Omar Shaban Ismail · PalThink for Strategic Studies · 2021

Rédigée après la guerre de Gaza de mai 2021, cette analyse de PalThink soutient que la politisation de la reconstruction — consistant à conditionner les financements à des arrangements politiques non résolus — a été l'échec déterminant de chaque effort de relèvement post‑conflit.
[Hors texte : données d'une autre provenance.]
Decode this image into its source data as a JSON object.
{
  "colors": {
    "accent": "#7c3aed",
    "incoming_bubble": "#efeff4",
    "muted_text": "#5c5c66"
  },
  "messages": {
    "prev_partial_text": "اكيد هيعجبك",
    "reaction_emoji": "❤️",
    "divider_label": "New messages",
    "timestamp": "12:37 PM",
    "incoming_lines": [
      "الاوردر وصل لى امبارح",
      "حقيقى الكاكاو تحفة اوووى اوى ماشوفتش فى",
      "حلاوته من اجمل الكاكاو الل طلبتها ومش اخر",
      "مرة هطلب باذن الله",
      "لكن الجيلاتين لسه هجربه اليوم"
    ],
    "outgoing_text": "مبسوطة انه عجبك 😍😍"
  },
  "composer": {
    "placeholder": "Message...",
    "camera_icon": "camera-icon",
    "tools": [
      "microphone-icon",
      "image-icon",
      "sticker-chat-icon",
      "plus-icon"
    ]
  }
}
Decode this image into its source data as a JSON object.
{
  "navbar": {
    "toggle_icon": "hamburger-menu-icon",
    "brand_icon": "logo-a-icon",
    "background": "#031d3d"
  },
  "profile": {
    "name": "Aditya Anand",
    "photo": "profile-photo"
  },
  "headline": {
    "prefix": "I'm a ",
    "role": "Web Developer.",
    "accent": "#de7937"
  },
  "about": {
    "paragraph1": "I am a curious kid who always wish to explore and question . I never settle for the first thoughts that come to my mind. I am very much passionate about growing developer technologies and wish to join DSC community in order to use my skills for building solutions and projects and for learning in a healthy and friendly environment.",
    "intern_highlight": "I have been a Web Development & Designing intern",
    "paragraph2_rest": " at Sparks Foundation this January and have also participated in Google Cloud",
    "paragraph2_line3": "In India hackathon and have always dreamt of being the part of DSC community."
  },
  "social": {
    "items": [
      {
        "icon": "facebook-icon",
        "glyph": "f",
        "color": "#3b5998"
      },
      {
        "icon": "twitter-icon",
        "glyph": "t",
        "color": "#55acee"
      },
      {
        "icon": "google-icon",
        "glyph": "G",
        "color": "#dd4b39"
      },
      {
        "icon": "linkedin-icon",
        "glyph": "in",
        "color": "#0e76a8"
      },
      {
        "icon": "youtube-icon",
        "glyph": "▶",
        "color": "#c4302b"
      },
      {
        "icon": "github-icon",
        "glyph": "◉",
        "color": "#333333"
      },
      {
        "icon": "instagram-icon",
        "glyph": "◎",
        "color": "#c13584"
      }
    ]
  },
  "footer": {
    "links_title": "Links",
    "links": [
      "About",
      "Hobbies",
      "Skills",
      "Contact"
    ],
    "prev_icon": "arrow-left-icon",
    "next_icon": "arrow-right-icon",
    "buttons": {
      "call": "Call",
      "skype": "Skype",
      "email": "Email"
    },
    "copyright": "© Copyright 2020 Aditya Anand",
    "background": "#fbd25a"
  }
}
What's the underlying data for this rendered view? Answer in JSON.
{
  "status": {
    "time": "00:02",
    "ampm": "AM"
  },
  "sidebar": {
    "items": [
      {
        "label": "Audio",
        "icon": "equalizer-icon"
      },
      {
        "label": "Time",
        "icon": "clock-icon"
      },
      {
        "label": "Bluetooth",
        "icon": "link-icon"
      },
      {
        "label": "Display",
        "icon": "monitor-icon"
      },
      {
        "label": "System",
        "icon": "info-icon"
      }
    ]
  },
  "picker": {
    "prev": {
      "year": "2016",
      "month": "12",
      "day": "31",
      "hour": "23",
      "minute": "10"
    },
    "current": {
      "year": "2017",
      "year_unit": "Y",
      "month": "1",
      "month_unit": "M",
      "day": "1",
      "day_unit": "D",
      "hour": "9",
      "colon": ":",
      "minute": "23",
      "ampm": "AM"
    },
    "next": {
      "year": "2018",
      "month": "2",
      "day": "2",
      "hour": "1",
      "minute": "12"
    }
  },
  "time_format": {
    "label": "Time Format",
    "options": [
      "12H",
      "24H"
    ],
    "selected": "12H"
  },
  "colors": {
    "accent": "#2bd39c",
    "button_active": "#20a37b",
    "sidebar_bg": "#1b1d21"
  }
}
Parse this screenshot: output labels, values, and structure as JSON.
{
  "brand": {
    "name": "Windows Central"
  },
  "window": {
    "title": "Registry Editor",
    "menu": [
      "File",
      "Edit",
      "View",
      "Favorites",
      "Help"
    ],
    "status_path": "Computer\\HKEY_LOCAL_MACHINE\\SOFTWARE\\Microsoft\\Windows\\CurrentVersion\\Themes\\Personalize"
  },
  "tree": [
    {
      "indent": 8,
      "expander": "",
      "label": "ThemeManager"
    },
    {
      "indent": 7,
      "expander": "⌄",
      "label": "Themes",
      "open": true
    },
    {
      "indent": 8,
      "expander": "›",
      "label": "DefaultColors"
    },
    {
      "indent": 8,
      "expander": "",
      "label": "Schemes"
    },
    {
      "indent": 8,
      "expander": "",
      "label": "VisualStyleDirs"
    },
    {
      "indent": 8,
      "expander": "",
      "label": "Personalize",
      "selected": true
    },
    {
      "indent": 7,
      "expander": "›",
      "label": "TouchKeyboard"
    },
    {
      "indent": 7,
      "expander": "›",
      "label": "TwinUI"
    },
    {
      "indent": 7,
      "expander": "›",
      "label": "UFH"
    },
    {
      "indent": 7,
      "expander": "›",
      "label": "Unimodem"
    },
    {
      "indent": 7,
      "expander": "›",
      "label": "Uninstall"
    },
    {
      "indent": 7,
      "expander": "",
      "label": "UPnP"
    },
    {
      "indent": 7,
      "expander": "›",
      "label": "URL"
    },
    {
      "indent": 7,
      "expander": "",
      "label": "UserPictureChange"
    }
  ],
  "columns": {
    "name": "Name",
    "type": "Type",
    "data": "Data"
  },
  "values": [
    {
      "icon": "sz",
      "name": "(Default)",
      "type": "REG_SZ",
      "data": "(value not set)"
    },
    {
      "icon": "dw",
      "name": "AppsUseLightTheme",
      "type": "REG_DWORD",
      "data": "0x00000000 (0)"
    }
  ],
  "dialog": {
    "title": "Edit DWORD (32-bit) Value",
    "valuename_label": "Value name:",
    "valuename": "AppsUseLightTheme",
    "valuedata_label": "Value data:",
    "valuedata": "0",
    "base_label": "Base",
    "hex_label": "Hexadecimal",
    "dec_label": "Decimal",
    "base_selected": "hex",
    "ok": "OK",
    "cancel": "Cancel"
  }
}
Elle appelle à la mise en place d'un mécanisme de reconstruction géré sur le plan technique, soumis à une surveillance indépendante et financé par de multiples bailleurs de fonds, qui dissocie la reconstruction à visée humanitaire des négociations politiques.

Rédigée après la guerre de Gaza de mai 2021, cette analyse de PalThink soutient que la politisation de la reconstruction — consistant à conditionner les financements à…

Après les agressions israéliennes contre la bande de Gaza en 2008-2009 puis en 2014, les gouvernements de Gaza et de Ramallah ne sont pas parvenus à un consensus sur les plans et les stratégies du processus de reconstruction de Gaza. Une fois de plus, le même scénario de reconstruction de Gaza se reproduit au lendemain du conflit de mai 2021. Le désaccord entre les deux gouvernements pourrait aboutir à un nouvel échec retentissant de ce processus. Considérons les jalons suivants, fondés sur des expériences internationales réussies :

Le processus de reconstruction doit avancer immédiatement. Les familles qui vivent encore dans les ruines doivent retrouver une vie normale, car elles ne peuvent pas attendre avec impatience plus longtemps. À cette fin, un fonds d’urgence doit être constitué afin de fournir une intervention de secours immédiate pour faire face aux conséquences désastreuses du conflit sur les soins de santé (physiques et mentaux), la sécurité alimentaire et les besoins essentiels.

La reconstruction doit être politiquement neutre. Selon les enseignements tirés des expériences internationales à cet égard, un jury national spécial doit être constitué, faire l’objet d’un suivi officiel, et adopter une approche participative permettant à la société palestinienne de s’impliquer dans les activités du jury. L’une des raisons d’avoir un tel jury est qu’il peut servir de protection contre la bureaucratie gouvernementale susceptible de provoquer des retards inutiles dans le retour à la normale à Gaza.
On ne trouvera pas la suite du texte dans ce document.